Around this time of the year, when the berries ripen on the fig tree outside my window, a screeching can be heard throughout the night. The noise keeps most of my neighbours awake and eventually also drives me a little crazy. But even if the noise invades my dreams and causes me sleepless nights, I can't complain about the culprits: little flying foxes that share our city.
The Grey-Headed Flying Fox (Pteropus Poliocephalus) is a native fruit bat and the largest of its kind in Australia. The bats set up camps during the day and towards dusk head out in large groups in search of food. They always arrive in my fig tree before the sun sets. Landing with much screeching, they then continue to burp and fart and chat amongst themselves while spending the next ten hours or so dining on fig berries. Sometimes on rainy, dark days, the bats mistakenly think it is dinner time and arrive about three hours early.
For weeks I have been trying to capture them on film without success, despite the fact that they are often just 1m away from my window. I really wanted some better pictures of them mid-flight, but despite hanging around my window in wait, I always seemed to miss them and instead just captured an image of the sky. So apologies for the poor photographs.

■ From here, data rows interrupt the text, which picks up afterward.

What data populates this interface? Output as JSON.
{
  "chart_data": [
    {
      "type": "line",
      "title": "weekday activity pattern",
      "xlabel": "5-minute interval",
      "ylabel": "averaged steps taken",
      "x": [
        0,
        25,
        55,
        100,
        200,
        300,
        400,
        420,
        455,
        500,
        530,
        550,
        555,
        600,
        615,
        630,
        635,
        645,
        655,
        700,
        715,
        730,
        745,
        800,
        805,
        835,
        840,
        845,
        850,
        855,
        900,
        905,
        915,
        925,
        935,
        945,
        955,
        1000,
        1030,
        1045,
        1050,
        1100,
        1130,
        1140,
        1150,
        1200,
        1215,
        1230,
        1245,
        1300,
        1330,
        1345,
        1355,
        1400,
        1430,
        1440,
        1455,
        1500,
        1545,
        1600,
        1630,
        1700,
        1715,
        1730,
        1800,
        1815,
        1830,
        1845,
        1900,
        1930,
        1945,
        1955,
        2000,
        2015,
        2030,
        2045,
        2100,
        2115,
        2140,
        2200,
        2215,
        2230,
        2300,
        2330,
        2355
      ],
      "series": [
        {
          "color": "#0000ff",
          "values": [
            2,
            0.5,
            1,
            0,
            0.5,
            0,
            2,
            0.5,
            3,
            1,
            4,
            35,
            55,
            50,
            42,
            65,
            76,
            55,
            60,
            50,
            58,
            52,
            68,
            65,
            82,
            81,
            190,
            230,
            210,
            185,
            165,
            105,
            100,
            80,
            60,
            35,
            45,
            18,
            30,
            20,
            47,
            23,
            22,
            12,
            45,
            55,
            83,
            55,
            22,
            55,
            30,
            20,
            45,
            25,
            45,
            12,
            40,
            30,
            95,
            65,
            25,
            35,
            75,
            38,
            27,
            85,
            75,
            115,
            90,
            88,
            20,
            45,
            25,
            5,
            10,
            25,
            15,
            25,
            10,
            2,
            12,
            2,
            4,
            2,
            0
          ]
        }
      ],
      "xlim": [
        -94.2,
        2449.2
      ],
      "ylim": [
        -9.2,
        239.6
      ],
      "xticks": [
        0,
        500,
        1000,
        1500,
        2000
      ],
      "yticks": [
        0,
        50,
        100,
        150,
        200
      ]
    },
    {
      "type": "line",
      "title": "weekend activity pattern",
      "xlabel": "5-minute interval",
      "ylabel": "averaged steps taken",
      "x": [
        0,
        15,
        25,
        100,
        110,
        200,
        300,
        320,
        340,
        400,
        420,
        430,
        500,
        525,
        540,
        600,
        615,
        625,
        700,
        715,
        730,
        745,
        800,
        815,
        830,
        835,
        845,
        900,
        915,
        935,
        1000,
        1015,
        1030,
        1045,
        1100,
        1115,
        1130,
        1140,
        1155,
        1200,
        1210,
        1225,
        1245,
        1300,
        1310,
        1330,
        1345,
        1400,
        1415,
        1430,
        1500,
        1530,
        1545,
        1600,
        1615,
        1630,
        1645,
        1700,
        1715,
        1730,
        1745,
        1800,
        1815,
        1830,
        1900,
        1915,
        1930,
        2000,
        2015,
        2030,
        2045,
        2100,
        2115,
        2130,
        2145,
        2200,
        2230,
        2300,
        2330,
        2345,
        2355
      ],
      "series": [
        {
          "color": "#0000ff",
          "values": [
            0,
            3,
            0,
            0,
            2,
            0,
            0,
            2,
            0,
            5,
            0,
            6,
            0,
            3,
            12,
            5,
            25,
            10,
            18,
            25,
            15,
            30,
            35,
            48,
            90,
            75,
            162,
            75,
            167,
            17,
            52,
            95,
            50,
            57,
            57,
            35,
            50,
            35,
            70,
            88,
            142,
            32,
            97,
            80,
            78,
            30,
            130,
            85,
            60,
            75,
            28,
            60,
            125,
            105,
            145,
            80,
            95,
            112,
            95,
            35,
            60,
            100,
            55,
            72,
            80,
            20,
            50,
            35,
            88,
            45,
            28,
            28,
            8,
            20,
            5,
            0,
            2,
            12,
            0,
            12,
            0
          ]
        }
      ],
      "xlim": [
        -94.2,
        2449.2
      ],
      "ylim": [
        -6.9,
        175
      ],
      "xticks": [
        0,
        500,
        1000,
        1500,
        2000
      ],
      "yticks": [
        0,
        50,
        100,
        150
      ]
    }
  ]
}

A huge colony of the bats has been living for years in the palm grove at Sydney's Royal Botanic Gardens. But the outgoing gardens director, Tim Entwistle, complained that the bats were destroying rare and important species of plants and set out to evict them. Animal welfare group Bat Advocacy launched a Land and Environment Court challenge to the proposed eviction on the grounds that the bats were an endangered species and past evictions had been unsuccessful. But last month Justice Dennis Cowdroy (of 40A Caldwell Street fame) ruled in favour of the gardens and ordered Bat Advocacy to pay costs.
The eviction begins in May and will run for three months until the end of July. Any attempts to evict the bats after then will not be allowed because the disruption could lead the mothers to abort their young. According to this Sydney Morning Herald article, the plan is to play a loud CD of horrible sound-effects, such as chainsaws and gunshots, at all hours in a bid to annoy the bats and force them to move on. It will be interesting to see if it works and where the 20,000-plus bats move to.